I’d like to play with this! No code, but bytedance often releases models, so I’m hopeful. It’s significantly better than vasa, and looks likely to be an iteration of that architecture.

liuliu

ByteDance didn't release their text-to-video model, which is the base of this work, so I would think unlikely.

smusamashah

What are the tells in most of these videos? I can't point at any in many of them. Hands, teeth, lip sync, body and should movement all look correct. Specially the TED talk like presentation examples near bottom.

iandanforth

Many of these have tells, but this one fully crossed the uncanny valley for me. https://www.youtube.com/watch?v=1NU8NzvAxEg&t=16s

Good to know that I need to now assume performances are AI generated even if it's not obvious that they are!

lm28469

With the waxy hair and pulsating microphone ?

aylmao

To be fair, the hair looks quite similar to the original: https://www.youtube.com/watch?v=39_OmBO9jVg

marci

On a phone, just scrolling?

smusamashah

This looks better than EMO (also closed source by Alibaba group https://humanaigc.github.io/emote-portrait-alive/). See the rap example on their page. They apparently have EMO2 now which doesn't look as believable to me.
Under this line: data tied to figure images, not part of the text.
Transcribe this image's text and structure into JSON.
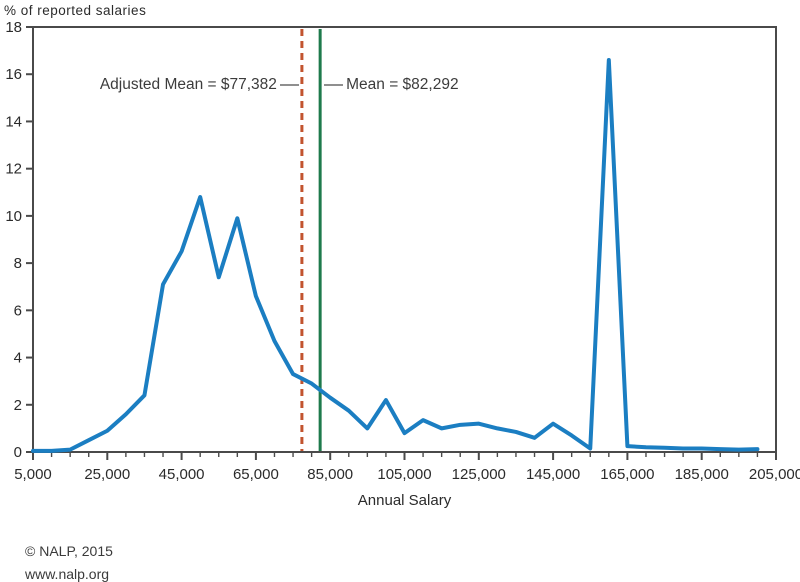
{
  "page": {
    "y_axis_title": "% of reported salaries",
    "x_axis_title": "Annual Salary",
    "footer_line1": "© NALP, 2015",
    "footer_line2": "www.nalp.org"
  },
  "annotations": {
    "adjusted_mean_label": "Adjusted Mean = $77,382",
    "mean_label": "Mean = $82,292"
  },
  "chart_data": {
    "type": "line",
    "title": "",
    "xlabel": "Annual Salary",
    "ylabel": "% of reported salaries",
    "xlim": [
      5000,
      205000
    ],
    "ylim": [
      0,
      18
    ],
    "x_major_tick_step": 20000,
    "x_minor_tick_step": 5000,
    "y_tick_step": 2,
    "grid": false,
    "legend": "none",
    "axis_color": "#4a4a4a",
    "x_tick_labels": [
      "5,000",
      "25,000",
      "45,000",
      "65,000",
      "85,000",
      "105,000",
      "125,000",
      "145,000",
      "165,000",
      "185,000",
      "205,000"
    ],
    "series": [
      {
        "name": "% of reported salaries",
        "color": "#1b7ec2",
        "x": [
          5000,
          10000,
          15000,
          20000,
          25000,
          30000,
          35000,
          40000,
          45000,
          50000,
          55000,
          60000,
          65000,
          70000,
          75000,
          80000,
          85000,
          90000,
          95000,
          100000,
          105000,
          110000,
          115000,
          120000,
          125000,
          130000,
          135000,
          140000,
          145000,
          150000,
          155000,
          160000,
          165000,
          170000,
          175000,
          180000,
          185000,
          190000,
          195000,
          200000
        ],
        "y": [
          0.05,
          0.05,
          0.1,
          0.5,
          0.9,
          1.6,
          2.4,
          7.1,
          8.5,
          10.8,
          7.4,
          9.9,
          6.6,
          4.7,
          3.3,
          2.9,
          2.3,
          1.75,
          1.0,
          2.2,
          0.8,
          1.35,
          1.0,
          1.15,
          1.2,
          1.0,
          0.85,
          0.6,
          1.2,
          0.7,
          0.15,
          16.6,
          0.25,
          0.2,
          0.18,
          0.15,
          0.15,
          0.12,
          0.1,
          0.12
        ]
      }
    ],
    "reference_lines": [
      {
        "name": "adjusted-mean",
        "label": "Adjusted Mean = $77,382",
        "value": 77382,
        "color": "#c2542f",
        "style": "dashed"
      },
      {
        "name": "mean",
        "label": "Mean = $82,292",
        "value": 82292,
        "color": "#1e7a4c",
        "style": "solid"
      }
    ]
  }
}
EMO covers head + shoulders while this OmniHuman-1 is covering full body and its looking even better. I would have easily mistaken these for real (specially while doom scrolling) if I was not looking for AI glitches.

UPDATE: Googling animate bytedance site:github.io returns many in the same domain (all proprietry). Found a few good ones.

- https://byteaigc.github.io/X-Portrait2/ Very expressive lifelike portrait animations

- https://byteaigc.github.io/x-portrait/ (previous version of the same, has source https://github.com/bytedance/X-Portrait)

- https://loopyavatar.github.io/ (portrait animations, looks good)

- https://cyberhost.github.io/

- https://grisoon.github.io/INFP/

- https://grisoon.github.io/PersonaTalk/

- https://headgap.github.io/

- https://kebii.github.io/MikuDance/ anime animations

kiwiguy1

I run youtube channels with almost 2 billion views and this actually concerns me. I would love to try this in my productions!!

egnehots

this could be used as an incredible low bitrate codec for some streaming use cases. (video conferencing/podcasts on <3G for ex, just use some keyframes + the audio).

emsign

It looks funny.

golol

Modern operating systems should include by default a very simple private/public key system to sign arbitrary files. I think it should not be very complicated? We badly need this in the age of AI.

Ajedi32

How would that help?

ssalka

Auto-watermarking of AI generated content, I would imagine

Ajedi32

What does that have to do with signing arbitrary files?

echelon

That's too much effort and the use cases are what exactly? Helping the prosecution or defense in lawsuits?

People are going to get so used to AI content that it won't really matter. Culture is plastic. This will be the new norm.

Capturing photons to send signals is the new butter churning.